利用者は、本データについて、以下の行為を行ってはなりません。
1.第三者への再配布、譲渡、貸与、販売、共有(有償・無償を問いません)
2.本データの全部または一部を加工、編集した上で第三者に提供する行為
3.本データを用いた二次的著作物、指数、資料、データベース等を作成し、公開または提供する行為
4.本データを、自社または第三者のサービス、媒体、ウェブサイト、SNS、営業資料、プレゼンテーション資料等に転載、引用、掲載する行為
5.当社の事前の書面による承諾なく、本データを基にした成果物を公表または配布する行為

第4条(データ内容の性質)

1.本データは、当社が独自に収集・分析した情報に基づき作成されたものであり、特定の工事費、契約価格、事業収支等を保証するものではありません。
2.本データは、作成時点における情報を基にしており、将来の物価動向や建築コストの変動を保証するものではありません。

第5条(免責事項)

1.当社は、本データの利用または利用不能により生じた損害(直接的損害、間接的損害、付随的損害、特別損害を含みますが、これらに限られません)について、一切の責任を負いません。

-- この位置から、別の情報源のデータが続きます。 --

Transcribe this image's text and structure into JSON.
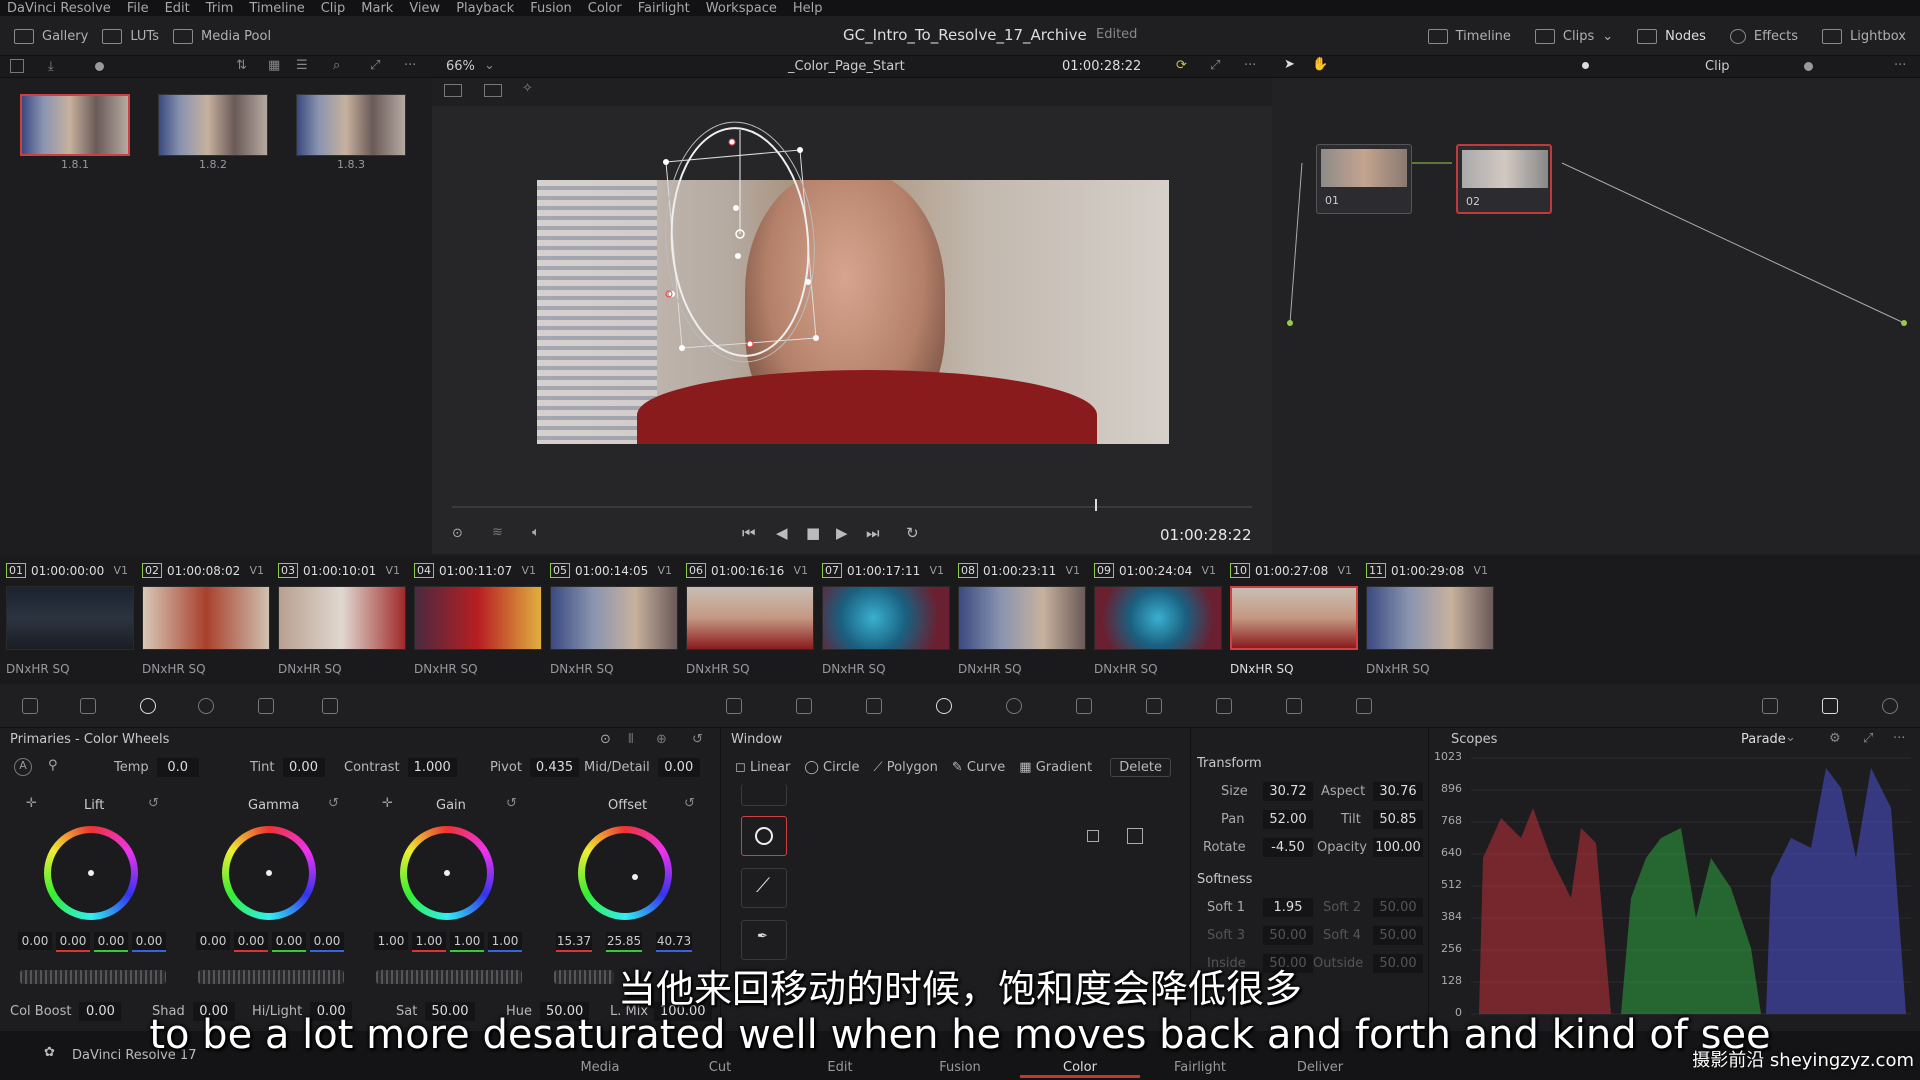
{
  "menu": [
    "DaVinci Resolve",
    "File",
    "Edit",
    "Trim",
    "Timeline",
    "Clip",
    "Mark",
    "View",
    "Playback",
    "Fusion",
    "Color",
    "Fairlight",
    "Workspace",
    "Help"
  ],
  "top": {
    "gallery": "Gallery",
    "luts": "LUTs",
    "media_pool": "Media Pool",
    "project": "GC_Intro_To_Resolve_17_Archive",
    "status": "Edited",
    "timeline": "Timeline",
    "clips": "Clips",
    "nodes": "Nodes",
    "effects": "Effects",
    "lightbox": "Lightbox"
  },
  "viewer_bar": {
    "zoom": "66%",
    "timeline_name": "_Color_Page_Start",
    "timecode": "01:00:28:22",
    "mode": "Clip"
  },
  "stills": [
    "1.8.1",
    "1.8.2",
    "1.8.3"
  ],
  "transport": {
    "timecode": "01:00:28:22"
  },
  "node_labels": [
    "01",
    "02"
  ],
  "clips": [
    {
      "num": "01",
      "tc": "01:00:00:00",
      "track": "V1",
      "codec": "DNxHR SQ"
    },
    {
      "num": "02",
      "tc": "01:00:08:02",
      "track": "V1",
      "codec": "DNxHR SQ"
    },
    {
      "num": "03",
      "tc": "01:00:10:01",
      "track": "V1",
      "codec": "DNxHR SQ"
    },
    {
      "num": "04",
      "tc": "01:00:11:07",
      "track": "V1",
      "codec": "DNxHR SQ"
    },
    {
      "num": "05",
      "tc": "01:00:14:05",
      "track": "V1",
      "codec": "DNxHR SQ"
    },
    {
      "num": "06",
      "tc": "01:00:16:16",
      "track": "V1",
      "codec": "DNxHR SQ"
    },
    {
      "num": "07",
      "tc": "01:00:17:11",
      "track": "V1",
      "codec": "DNxHR SQ"
    },
    {
      "num": "08",
      "tc": "01:00:23:11",
      "track": "V1",
      "codec": "DNxHR SQ"
    },
    {
      "num": "09",
      "tc": "01:00:24:04",
      "track": "V1",
      "codec": "DNxHR SQ"
    },
    {
      "num": "10",
      "tc": "01:00:27:08",
      "track": "V1",
      "codec": "DNxHR SQ"
    },
    {
      "num": "11",
      "tc": "01:00:29:08",
      "track": "V1",
      "codec": "DNxHR SQ"
    }
  ],
  "primaries": {
    "title": "Primaries - Color Wheels",
    "temp_label": "Temp",
    "temp": "0.0",
    "tint_label": "Tint",
    "tint": "0.00",
    "contrast_label": "Contrast",
    "contrast": "1.000",
    "pivot_label": "Pivot",
    "pivot": "0.435",
    "middetail_label": "Mid/Detail",
    "middetail": "0.00",
    "wheels": [
      {
        "name": "Lift",
        "values": [
          "0.00",
          "0.00",
          "0.00",
          "0.00"
        ]
      },
      {
        "name": "Gamma",
        "values": [
          "0.00",
          "0.00",
          "0.00",
          "0.00"
        ]
      },
      {
        "name": "Gain",
        "values": [
          "1.00",
          "1.00",
          "1.00",
          "1.00"
        ]
      },
      {
        "name": "Offset",
        "values": [
          "15.37",
          "25.85",
          "40.73"
        ]
      }
    ],
    "colboost_label": "Col Boost",
    "colboost": "0.00",
    "shad_label": "Shad",
    "shad": "0.00",
    "hilight_label": "Hi/Light",
    "hilight": "0.00",
    "sat_label": "Sat",
    "sat": "50.00",
    "hue_label": "Hue",
    "hue": "50.00",
    "lmix_label": "L. Mix",
    "lmix": "100.00"
  },
  "window": {
    "title": "Window",
    "tools": [
      "Linear",
      "Circle",
      "Polygon",
      "Curve",
      "Gradient"
    ],
    "delete": "Delete"
  },
  "transform": {
    "title": "Transform",
    "size_label": "Size",
    "size": "30.72",
    "aspect_label": "Aspect",
    "aspect": "30.76",
    "pan_label": "Pan",
    "pan": "52.00",
    "tilt_label": "Tilt",
    "tilt": "50.85",
    "rotate_label": "Rotate",
    "rotate": "-4.50",
    "opacity_label": "Opacity",
    "opacity": "100.00",
    "softness_title": "Softness",
    "soft1_label": "Soft 1",
    "soft1": "1.95",
    "soft2_label": "Soft 2",
    "soft2": "50.00",
    "soft3_label": "Soft 3",
    "soft3": "50.00",
    "soft4_label": "Soft 4",
    "soft4": "50.00",
    "inside_label": "Inside",
    "inside": "50.00",
    "outside_label": "Outside",
    "outside": "50.00"
  },
  "scopes": {
    "title": "Scopes",
    "mode": "Parade",
    "y_ticks": [
      "1023",
      "896",
      "768",
      "640",
      "512",
      "384",
      "256",
      "128",
      "0"
    ]
  },
  "pages": [
    "Media",
    "Cut",
    "Edit",
    "Fusion",
    "Color",
    "Fairlight",
    "Deliver"
  ],
  "active_page": "Color",
  "app_name": "DaVinci Resolve 17",
  "subtitle_cn": "当他来回移动的时候，饱和度会降低很多",
  "subtitle_en": "to be a lot more desaturated well when he moves back and forth and kind of see",
  "watermark": "摄影前沿 sheyingzyz.com",
  "colors": {
    "accent_red": "#d04040",
    "bg": "#1c1c1e"
  }
}
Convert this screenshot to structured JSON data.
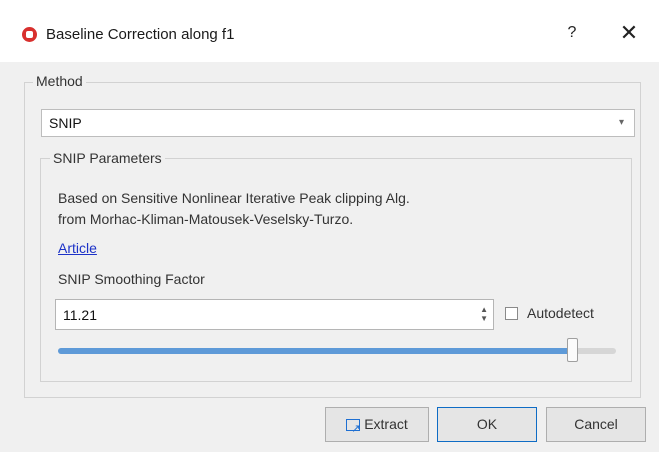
{
  "window": {
    "title": "Baseline Correction along f1",
    "help_label": "?",
    "close_label": "✕"
  },
  "method": {
    "group_label": "Method",
    "selected": "SNIP",
    "dropdown_arrow": "▾"
  },
  "snip": {
    "group_label": "SNIP Parameters",
    "description_line1": "Based on Sensitive Nonlinear Iterative Peak clipping Alg.",
    "description_line2": "from Morhac-Kliman-Matousek-Veselsky-Turzo.",
    "article_link": "Article",
    "smoothing_label": "SNIP Smoothing Factor",
    "smoothing_value": "11.21",
    "spin_up": "▲",
    "spin_down": "▼",
    "autodetect_label": "Autodetect",
    "autodetect_checked": false,
    "slider_fraction": 0.923
  },
  "buttons": {
    "extract": "Extract",
    "ok": "OK",
    "cancel": "Cancel"
  },
  "icons": {
    "app": "app-logo-icon",
    "help": "help-icon",
    "close": "close-icon",
    "extract": "extract-icon"
  }
}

2.当社は、本データの内容の正確性、完全性、有用性について万全を期しておりますが、その完全性を保証するものではありません。

第6条(規約の変更)

当社は、必要と判断した場合には、利用者への事前の通知なく、本規約の内容を変更することがあります。
変更後の本規約は、ARCHIBOOK上に掲載された時点から効力を生じるものとします。

第7条(準拠法および管轄)

1.本規約は、日本法を準拠法とします。
2.本規約または本データに関連して当社と利用者との間に生じた紛争については、当社本店所在地を管轄する裁判所を第一審の専属的合意管轄裁判所とします。

附則
本規約は、本データのダウンロード提供開始日より適用されます。